L’article 5 prévoit que l’interdiction de dissimuler son visage en public et la sanction des personnes qui ne respectent pas cette interdiction entreront en vigueur six mois après le vote de la loi afin de préparer l’application effective de la règle par un effort de pédagogie et de médiation.
L’article 6 prévoit la remise d’un rapport du Gouvernement au Parlement sur l’application de loi 18 mois après sa publication.

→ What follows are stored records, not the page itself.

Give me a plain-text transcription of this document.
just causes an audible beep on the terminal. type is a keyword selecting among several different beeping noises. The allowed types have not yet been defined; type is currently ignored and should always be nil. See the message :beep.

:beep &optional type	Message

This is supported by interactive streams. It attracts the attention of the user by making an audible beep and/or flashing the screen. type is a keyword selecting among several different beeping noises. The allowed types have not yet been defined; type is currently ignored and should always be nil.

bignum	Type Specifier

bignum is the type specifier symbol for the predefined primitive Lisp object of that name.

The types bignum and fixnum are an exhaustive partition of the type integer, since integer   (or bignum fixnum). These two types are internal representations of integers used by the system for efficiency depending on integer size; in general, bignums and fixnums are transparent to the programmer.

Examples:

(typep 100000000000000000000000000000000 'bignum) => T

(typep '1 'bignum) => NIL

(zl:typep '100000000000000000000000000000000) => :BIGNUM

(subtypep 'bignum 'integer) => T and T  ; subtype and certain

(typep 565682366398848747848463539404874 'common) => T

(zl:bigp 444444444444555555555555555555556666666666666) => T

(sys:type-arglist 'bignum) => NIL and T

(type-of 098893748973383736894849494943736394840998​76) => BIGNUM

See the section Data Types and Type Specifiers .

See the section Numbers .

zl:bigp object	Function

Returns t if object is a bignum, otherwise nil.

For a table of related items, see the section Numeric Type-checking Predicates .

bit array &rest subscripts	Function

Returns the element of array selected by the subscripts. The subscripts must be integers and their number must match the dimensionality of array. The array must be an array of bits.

Les sanctions prévues par le loi
Si les forces de l’ordre constatent une infraction à cette interdiction, elles dressent un procès-verbal de constatation d’infraction
Celui-ci est transmis au Parquet et le procureur de la République propose au contrevenant une sanction (amende de 150 euros et/ ou stage de citoyenneté) qui, en cas d'accord du contrevenant, est homologuée par le juge de proximité (tribunal de proximité).
En cas de désaccord, le juge de proximité décide de la sanction à appliquer (amende et/ou stage de citoyenneté).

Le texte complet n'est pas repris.